MARK SELBY V DING JUNHUI
"If you keep playing like that you'll win it," said Stephen Hendry to Mark Selby after he was beaten 13-4 by the Leicester Jester.
Selby certainly played superbly, scoring heavily and making the most of virtually every chance. His advantage over Ding is that the Chinese expended considerable mental energy last night in fighting back against Stuart Bingham.
But Ding has cleared a little Crucible hurdle by reaching the quarter-finals for the first time in his career and, while he may not relax as such, he has at least proved he can handle the pressure in Sheffield.

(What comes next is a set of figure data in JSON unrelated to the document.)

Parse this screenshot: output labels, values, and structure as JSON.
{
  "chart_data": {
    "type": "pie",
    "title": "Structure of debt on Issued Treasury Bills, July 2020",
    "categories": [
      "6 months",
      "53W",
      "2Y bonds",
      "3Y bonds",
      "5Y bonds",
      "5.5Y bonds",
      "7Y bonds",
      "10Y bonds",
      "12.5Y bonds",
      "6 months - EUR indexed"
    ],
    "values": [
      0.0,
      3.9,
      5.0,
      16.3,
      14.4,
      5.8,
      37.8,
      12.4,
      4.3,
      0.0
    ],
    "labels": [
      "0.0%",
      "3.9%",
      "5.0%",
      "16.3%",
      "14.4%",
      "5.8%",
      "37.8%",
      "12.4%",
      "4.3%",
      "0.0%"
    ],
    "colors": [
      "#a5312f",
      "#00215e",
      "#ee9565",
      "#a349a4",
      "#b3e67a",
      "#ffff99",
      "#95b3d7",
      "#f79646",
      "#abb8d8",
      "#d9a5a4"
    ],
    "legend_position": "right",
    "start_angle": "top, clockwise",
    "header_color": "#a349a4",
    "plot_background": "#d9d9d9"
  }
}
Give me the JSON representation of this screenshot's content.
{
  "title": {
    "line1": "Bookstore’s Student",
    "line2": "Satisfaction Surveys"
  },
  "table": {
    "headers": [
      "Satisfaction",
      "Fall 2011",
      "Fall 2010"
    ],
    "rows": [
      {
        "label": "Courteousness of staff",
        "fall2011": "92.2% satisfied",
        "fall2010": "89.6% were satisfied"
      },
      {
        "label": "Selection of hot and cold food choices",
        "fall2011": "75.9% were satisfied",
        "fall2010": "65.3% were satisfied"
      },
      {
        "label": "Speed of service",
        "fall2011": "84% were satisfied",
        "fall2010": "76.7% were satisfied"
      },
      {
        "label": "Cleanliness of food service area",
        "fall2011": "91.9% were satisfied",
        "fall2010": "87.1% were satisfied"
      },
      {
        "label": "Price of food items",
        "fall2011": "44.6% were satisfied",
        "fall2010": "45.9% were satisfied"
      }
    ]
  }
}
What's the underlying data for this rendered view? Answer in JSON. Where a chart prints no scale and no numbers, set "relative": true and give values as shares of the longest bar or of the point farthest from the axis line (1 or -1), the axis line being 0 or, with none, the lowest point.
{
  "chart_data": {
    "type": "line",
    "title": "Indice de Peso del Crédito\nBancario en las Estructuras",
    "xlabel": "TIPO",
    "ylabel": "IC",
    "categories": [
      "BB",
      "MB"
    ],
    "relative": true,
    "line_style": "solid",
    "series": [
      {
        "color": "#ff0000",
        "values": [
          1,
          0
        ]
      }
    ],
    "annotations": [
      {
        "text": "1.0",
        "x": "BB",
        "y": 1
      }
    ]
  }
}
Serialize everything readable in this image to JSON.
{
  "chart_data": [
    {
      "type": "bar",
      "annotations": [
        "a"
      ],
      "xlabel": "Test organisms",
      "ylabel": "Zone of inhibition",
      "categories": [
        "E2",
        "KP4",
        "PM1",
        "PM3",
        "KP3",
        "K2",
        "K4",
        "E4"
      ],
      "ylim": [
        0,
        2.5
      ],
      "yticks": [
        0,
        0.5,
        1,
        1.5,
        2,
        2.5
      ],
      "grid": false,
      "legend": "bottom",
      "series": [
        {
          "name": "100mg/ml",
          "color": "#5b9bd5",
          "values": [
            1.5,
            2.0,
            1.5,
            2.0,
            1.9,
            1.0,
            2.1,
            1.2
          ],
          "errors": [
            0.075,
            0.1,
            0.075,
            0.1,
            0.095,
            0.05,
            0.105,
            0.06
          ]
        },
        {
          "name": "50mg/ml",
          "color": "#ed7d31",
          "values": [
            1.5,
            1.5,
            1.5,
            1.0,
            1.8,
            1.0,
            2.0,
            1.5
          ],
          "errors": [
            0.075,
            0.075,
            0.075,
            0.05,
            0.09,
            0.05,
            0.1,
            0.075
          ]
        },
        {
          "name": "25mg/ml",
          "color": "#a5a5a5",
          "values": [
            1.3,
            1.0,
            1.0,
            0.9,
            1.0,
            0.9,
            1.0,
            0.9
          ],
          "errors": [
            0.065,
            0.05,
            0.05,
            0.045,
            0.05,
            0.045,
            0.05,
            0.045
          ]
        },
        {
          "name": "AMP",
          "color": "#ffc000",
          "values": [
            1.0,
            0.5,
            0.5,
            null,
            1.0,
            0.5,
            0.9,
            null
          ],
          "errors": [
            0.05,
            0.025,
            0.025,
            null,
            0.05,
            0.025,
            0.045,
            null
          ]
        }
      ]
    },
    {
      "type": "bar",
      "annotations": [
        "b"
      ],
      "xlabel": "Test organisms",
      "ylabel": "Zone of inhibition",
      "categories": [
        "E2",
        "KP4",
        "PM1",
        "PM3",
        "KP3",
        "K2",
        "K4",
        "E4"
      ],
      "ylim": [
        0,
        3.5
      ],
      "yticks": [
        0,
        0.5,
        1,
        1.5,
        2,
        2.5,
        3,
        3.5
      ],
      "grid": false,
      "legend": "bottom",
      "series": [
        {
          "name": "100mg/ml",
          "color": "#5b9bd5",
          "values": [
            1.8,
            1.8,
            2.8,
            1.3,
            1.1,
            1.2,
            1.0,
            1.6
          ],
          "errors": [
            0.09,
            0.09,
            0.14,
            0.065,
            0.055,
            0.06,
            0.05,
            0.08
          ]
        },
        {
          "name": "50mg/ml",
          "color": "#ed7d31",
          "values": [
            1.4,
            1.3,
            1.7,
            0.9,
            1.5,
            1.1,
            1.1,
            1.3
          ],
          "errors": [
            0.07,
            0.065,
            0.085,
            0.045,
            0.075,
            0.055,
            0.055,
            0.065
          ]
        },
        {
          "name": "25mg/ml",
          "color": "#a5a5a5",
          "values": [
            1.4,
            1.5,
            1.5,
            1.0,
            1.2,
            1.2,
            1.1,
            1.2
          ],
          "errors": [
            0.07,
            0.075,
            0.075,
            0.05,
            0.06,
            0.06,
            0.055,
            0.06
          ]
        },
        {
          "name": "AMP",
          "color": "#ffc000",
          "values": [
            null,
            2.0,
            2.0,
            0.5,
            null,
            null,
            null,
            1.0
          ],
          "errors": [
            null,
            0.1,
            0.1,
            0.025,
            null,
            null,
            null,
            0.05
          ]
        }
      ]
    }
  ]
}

Selby has not won a major title this season but is clearly cueing beautifully. The real key to this match will be how Ding responds to his late night drama. He needs to punish any Selby mistakes.
MARK WILLIAMS V MARK ALLEN
It seems an age since these two won their respective second round matches. Williams has coasted through so far while Allen has had to survive two deciders.
Williams remains a joy to watch when in full flow. He makes the game look ridiculously easy, as if it's no effort, but of course the effort has been put in throughout the season and he has played some great stuff all year.
Allen is a fighter but he surely can't afford to go too far behind to Williams. The Northern Irishman needs to play his best stuff from the start, try and treat each session as a separate match. His intensity and will to win are among his best assets and he has to use them.
Williams needs to be put under pressure, otherwise he will surely continue his canter towards the final.
JOHN HIGGINS V RONNIE O'SULLIVAN
What is there left to say about these two? They first played at the Crucible 15 years ago, met in the final ten years ago and are still each capable of brilliance.
For Higgins, the second round was a chore. He got weighed down by Rory McLeod but it'll be a different match against O'Sullivan, who stuttered a little before putting away Shaun Murphy.
O'Sullivan's mood in Sheffield has been good and his discipline has been strong. He has treated the game with the respect it deserves and got the reward.
There are few players he respects as much as Higgins and the feeling is mutual. What a match this could be.
In close, O'Sullivan looks as good as ever but his long game isn't quite firing on all cylinders and this may be a factor.
Higgins's all round game is terrific and he clearly has the stomach for the fight but he hasn't yet played the sort of world beating snooker that suggests he is going to steamroller anyone.
Higgins has won their last couple of meetings and, on form this season, should be the slight favourite but when players of this quality clash the formbook goes out of the window. It's the sort of match where you could see them both raising their games.